[FN#230] The Farz or obligatory prayers, I have noted, must be recited (if necessary) in the most impure place; not so the other orisons. Hence the use of the “Sajjádah” or prayer-rug an article too well known to require description.
[FN#231] Anglicč a stomach-ache, a colic.
[FN#232] Arab. “Al-Háfizah” which has two meanings. Properly it signifies the third order of Traditionists out of a total of five or those who know 300,000 traditions and their ascriptions. Popularly “one who can recite the Koran by rote.” There are six great Traditionists whose words are held to be prime authorities; (1) Al-Bokhári, (2) Muslim, and these are entitled Al-Sahíhayn, The (two true) authorities. After them (3) Al-Tirmidi; and (4) Abu Daúd: these four being the authors of the “Four Sunan,” the others are (5) Al-Nasái and (6) Ibn Májah (see Jarrett’s Al-Siyuti pp. 2, 6; and, for modern Arab studies, Pilgrimage i. 154 et seq.).
[FN#233] Lane (iii. 176) marries the amorous couple, thus making the story highly proper and robbing it of all its point.
[FN#234] Arab. “Sabbahat,” i.e. Sabbah-ak’ Allah bi’l khayr =
Allah give thee good morning: still the popular phrase.
[FN#235] Arab. “Ta’rísak,” with the implied hint of her being a “Mu’arrisah” or she pander. The Bresl. Edit. (xii. 356) bluntly says “Kivádatak” thy pimping.
[FN#236] Arab. “Rafw”: the “Rafu-gar” or fine-drawer in India, who does this artistic style of darning, is famed for skill.

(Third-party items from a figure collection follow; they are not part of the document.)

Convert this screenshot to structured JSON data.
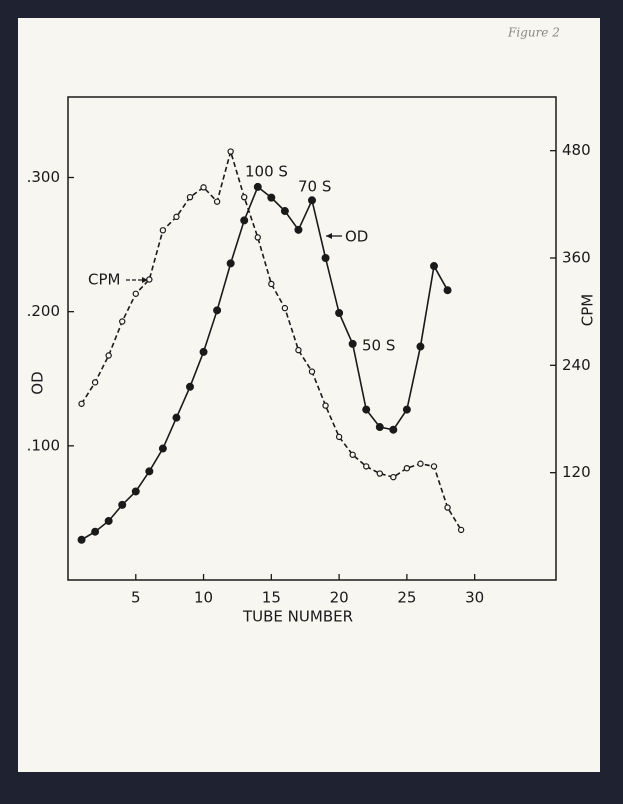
{
  "chart_data": {
    "type": "line",
    "x_label": "TUBE NUMBER",
    "y_label": "OD",
    "y2_label": "CPM",
    "xlim": [
      0,
      36
    ],
    "xticks": [
      5,
      10,
      15,
      20,
      25,
      30
    ],
    "ylim": [
      0,
      0.36
    ],
    "yticks": [
      {
        "value": 0.1,
        "label": ".100"
      },
      {
        "value": 0.2,
        "label": ".200"
      },
      {
        "value": 0.3,
        "label": ".300"
      }
    ],
    "y2lim": [
      0,
      540
    ],
    "y2ticks": [
      120,
      240,
      360,
      480
    ],
    "series": [
      {
        "name": "OD",
        "color": "#1a1a1a",
        "linestyle": "solid",
        "marker": "filled",
        "x": [
          1,
          2,
          3,
          4,
          5,
          6,
          7,
          8,
          9,
          10,
          11,
          12,
          13,
          14,
          15,
          16,
          17,
          18,
          19,
          20,
          21,
          22,
          23,
          24,
          25,
          26,
          27,
          28
        ],
        "values": [
          0.03,
          0.036,
          0.044,
          0.056,
          0.066,
          0.081,
          0.098,
          0.121,
          0.144,
          0.17,
          0.201,
          0.236,
          0.268,
          0.293,
          0.285,
          0.275,
          0.261,
          0.283,
          0.24,
          0.199,
          0.176,
          0.127,
          0.114,
          0.112,
          0.127,
          0.174,
          0.234,
          0.216
        ]
      },
      {
        "name": "CPM",
        "color": "#1a1a1a",
        "linestyle": "dashed",
        "marker": "open",
        "axis": "y2",
        "x": [
          1,
          2,
          3,
          4,
          5,
          6,
          7,
          8,
          9,
          10,
          11,
          12,
          13,
          14,
          15,
          16,
          17,
          18,
          19,
          20,
          21,
          22,
          23,
          24,
          25,
          26,
          27,
          28,
          29
        ],
        "values": [
          197,
          221,
          251,
          289,
          320,
          336,
          391,
          406,
          428,
          439,
          423,
          479,
          428,
          383,
          331,
          304,
          257,
          233,
          195,
          160,
          140,
          127,
          119,
          115,
          125,
          130,
          127,
          81,
          56
        ]
      }
    ],
    "annotations": [
      "100 S",
      "70 S",
      "50 S",
      "Figure 2"
    ]
  }
}
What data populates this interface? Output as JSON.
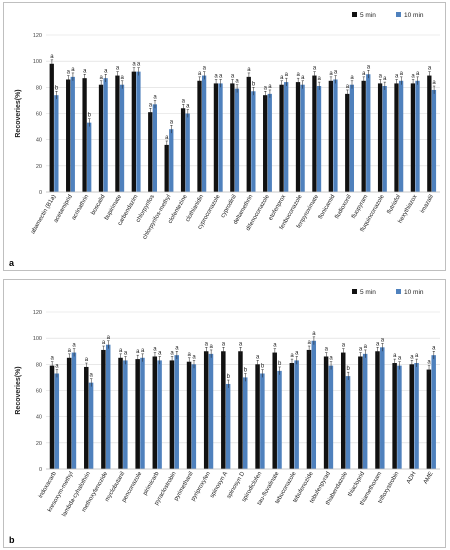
{
  "chart_data": [
    {
      "type": "bar",
      "panel_label": "a",
      "ylabel": "Recoveries(%)",
      "ylim": [
        0,
        120
      ],
      "yticks": [
        0,
        20,
        40,
        60,
        80,
        100,
        120
      ],
      "grid": true,
      "legend_position": "top-right",
      "categories": [
        "abamectin (B1a)",
        "acetamiprid",
        "acrinathrin",
        "boscalid",
        "bupirimate",
        "carbendazim",
        "chlorpyrifos",
        "chlorpyrifos-methyl",
        "clofentezine",
        "clothianidin",
        "cyproconazole",
        "cyprodinil",
        "deltamethrin",
        "difenoconazole",
        "etofenprox",
        "fenbuconazole",
        "fenpyroximate",
        "flonicamid",
        "fludioxonil",
        "fluopyram",
        "fluquinconazole",
        "flutriafol",
        "hexythiazox",
        "imazalil"
      ],
      "series": [
        {
          "name": "5 min",
          "color": "#111111",
          "values": [
            98,
            86,
            87,
            82,
            89,
            92,
            61,
            36,
            64,
            85,
            83,
            83,
            88,
            74,
            82,
            84,
            89,
            85,
            75,
            85,
            83,
            83,
            83,
            89
          ],
          "letters": [
            "a",
            "a",
            "a",
            "a",
            "a",
            "a",
            "a",
            "a",
            "a",
            "a",
            "a",
            "a",
            "a",
            "a",
            "a",
            "a",
            "a",
            "a",
            "a",
            "a",
            "a",
            "a",
            "a",
            "a"
          ]
        },
        {
          "name": "10 min",
          "color": "#4f81bd",
          "values": [
            74,
            88,
            53,
            87,
            82,
            92,
            67,
            48,
            60,
            89,
            83,
            79,
            77,
            75,
            84,
            82,
            81,
            86,
            82,
            90,
            81,
            85,
            85,
            78
          ],
          "letters": [
            "b",
            "a",
            "b",
            "a",
            "a",
            "a",
            "a",
            "a",
            "a",
            "a",
            "a",
            "a",
            "b",
            "a",
            "a",
            "a",
            "a",
            "a",
            "a",
            "a",
            "a",
            "a",
            "a",
            "a"
          ]
        }
      ]
    },
    {
      "type": "bar",
      "panel_label": "b",
      "ylabel": "Recoveries(%)",
      "ylim": [
        0,
        120
      ],
      "yticks": [
        0,
        20,
        40,
        60,
        80,
        100,
        120
      ],
      "grid": true,
      "legend_position": "top-right",
      "categories": [
        "indoxacarb",
        "kresoxym-methyl",
        "lambda-cyhalothrin",
        "methoxyfenozide",
        "myclobutanil",
        "penconazole",
        "pirimicarb",
        "pyraclostrobin",
        "pyrimethanil",
        "pyriproxyfen",
        "spinosyn A",
        "spinosyn D",
        "spirodiclofen",
        "tau-fluvalinate",
        "tebuconazole",
        "tebufenozide",
        "tebufenpyrad",
        "thiabendazole",
        "thiacloprid",
        "thiamethoxam",
        "trifloxystrobin",
        "ADH",
        "AME"
      ],
      "series": [
        {
          "name": "5 min",
          "color": "#111111",
          "values": [
            79,
            85,
            78,
            91,
            85,
            84,
            86,
            83,
            82,
            90,
            90,
            90,
            80,
            89,
            81,
            91,
            86,
            89,
            86,
            90,
            81,
            80,
            76
          ],
          "letters": [
            "a",
            "a",
            "a",
            "a",
            "a",
            "a",
            "a",
            "a",
            "a",
            "a",
            "a",
            "a",
            "a",
            "a",
            "a",
            "a",
            "a",
            "a",
            "a",
            "a",
            "a",
            "a",
            "a"
          ]
        },
        {
          "name": "10 min",
          "color": "#4f81bd",
          "values": [
            73,
            89,
            66,
            95,
            83,
            85,
            83,
            87,
            80,
            88,
            65,
            70,
            73,
            75,
            83,
            98,
            79,
            71,
            88,
            93,
            79,
            81,
            87
          ],
          "letters": [
            "a",
            "a",
            "a",
            "a",
            "a",
            "a",
            "a",
            "a",
            "a",
            "a",
            "b",
            "b",
            "b",
            "b",
            "a",
            "a",
            "a",
            "b",
            "a",
            "a",
            "a",
            "a",
            "a"
          ]
        }
      ]
    }
  ]
}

[FN#237] The question sounds strange to Europeans, but in the Moslem East a man knows nothing, except by hearsay, of the women who visit his wife.
[FN#238] Arab. “Ahl al-bayt,” so as not rudely to say “wife.”
[FN#239] This is a mere abstract of the tale told in the Introduction (vol. i. 10-12). Here however, the rings are about eighty; there the number varies from ninety to five hundred and seventy.